Unfortunately, there are two major problems with the notion that everyone can just work longer. First, the decision to retire often is not in the hands of the workers. During the Great Recession, more than half of people who retired did so involuntarily. That is a nice way of saying they were let go from their job, couldn’t find a new job, and started to rely on Social Security.

In addition, evidence shows “healthy working-life expectancy” has declined. Older workers today have fewer healthy years left on the job than similar workers two decades ago. While some argue people can just “work longer,” that option is often unrealistic.

The research also stresses medical and long-term care expenses. How do these affect the retirement outlook?

Medicare covers a large portion of medical costs, but certainly not everything. Out-of-pocket spending is projected to rise from 10 percent of older adults’ income in 2012 to 14 percent by 2030. A typical 65-year-old man needs $127,000 saved just to have a 90% chance of covering medical costs; a woman needs $143,000. Long-term care can be even more devastating, with one in ten retirees needing $100,000 or more in lifetime costs. These are expenses most middle-class families can’t easily absorb, especially when they’re already under-saved.

Let’s talk about Social Security. How important is it in terms of ensuring retirement security?

Social Security is the bedrock for retirees across income levels. But without congressional action, benefits will be cut automatically by about 20% in the mid-2030s. That would hit low-income retirees hardest and push many into poverty.

The fix isn’t complicated: raise revenue. That can mean lifting or eliminating the payroll tax cap, taxing some forms of capital income, or other approaches.
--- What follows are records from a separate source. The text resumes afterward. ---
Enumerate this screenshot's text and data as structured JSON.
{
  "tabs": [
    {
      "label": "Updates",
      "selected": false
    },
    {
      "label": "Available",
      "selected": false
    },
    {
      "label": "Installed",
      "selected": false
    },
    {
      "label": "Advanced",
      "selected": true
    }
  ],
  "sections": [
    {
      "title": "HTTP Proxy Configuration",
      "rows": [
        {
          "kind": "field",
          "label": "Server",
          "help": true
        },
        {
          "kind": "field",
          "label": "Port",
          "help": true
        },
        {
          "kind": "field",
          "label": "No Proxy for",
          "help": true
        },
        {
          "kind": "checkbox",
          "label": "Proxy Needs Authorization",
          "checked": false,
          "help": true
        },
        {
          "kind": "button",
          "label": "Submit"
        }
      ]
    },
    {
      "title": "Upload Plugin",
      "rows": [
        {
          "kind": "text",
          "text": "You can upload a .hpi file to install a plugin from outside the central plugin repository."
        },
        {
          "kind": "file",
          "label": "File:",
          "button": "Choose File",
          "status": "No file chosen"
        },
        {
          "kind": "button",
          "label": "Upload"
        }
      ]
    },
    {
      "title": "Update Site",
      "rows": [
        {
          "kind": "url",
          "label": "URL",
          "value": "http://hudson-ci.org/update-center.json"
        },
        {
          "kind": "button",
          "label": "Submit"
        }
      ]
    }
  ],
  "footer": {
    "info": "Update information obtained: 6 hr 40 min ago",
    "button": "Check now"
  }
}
The key point is that letting automatic cuts happen would be disastrous, and it is completely avoidable.

What retirement reforms does your research recommend?

One promising idea is the Retirement Security for Americans Act, introduced in 2023 with bipartisan support. It would create portable, universal retirement accounts for all workers, including part-time and gig workers—backed by federal matching contributions. Participants could annuitize their savings for guaranteed lifetime income.

We also need to address long-term care, perhaps by expanding Medicaid home and community-based services or by creating an insurance program. And healthcare reforms that cap out-of-pocket drug costs or lower Medicare’s eligibility age would make a real difference.

Some argue that since today’s retirees are doing okay, there’s no need to rush. What’s your reaction?

In a word: short-sighted. Saving for retirement is cumulative, and the solutions require early action. Delaying reforms only drives up costs and puts more Americans at risk of retirement insecurity and elder poverty. And it increases the cost of safety-net programs.

Right now, we have the opportunity to shore up Social Security, expand savings coverage, and mitigate healthcare costs. If we wait until Generation X and Millennials are fully in retirement, it will be too late.

What do you hope readers take away from your research?

We shouldn’t measure success by how early Boomers fared. We need to judge the system by whether it will work for the generations now in midlife. By that measure, the system is failing and only deliberate reform can fix it.

The debate over whether there’s a retirement crisis is more than academic. For millions of Generation Xers, Millennials, Gen Z, and future generations, it’s about whether decades of work will culminate in retirement security or retirement struggle.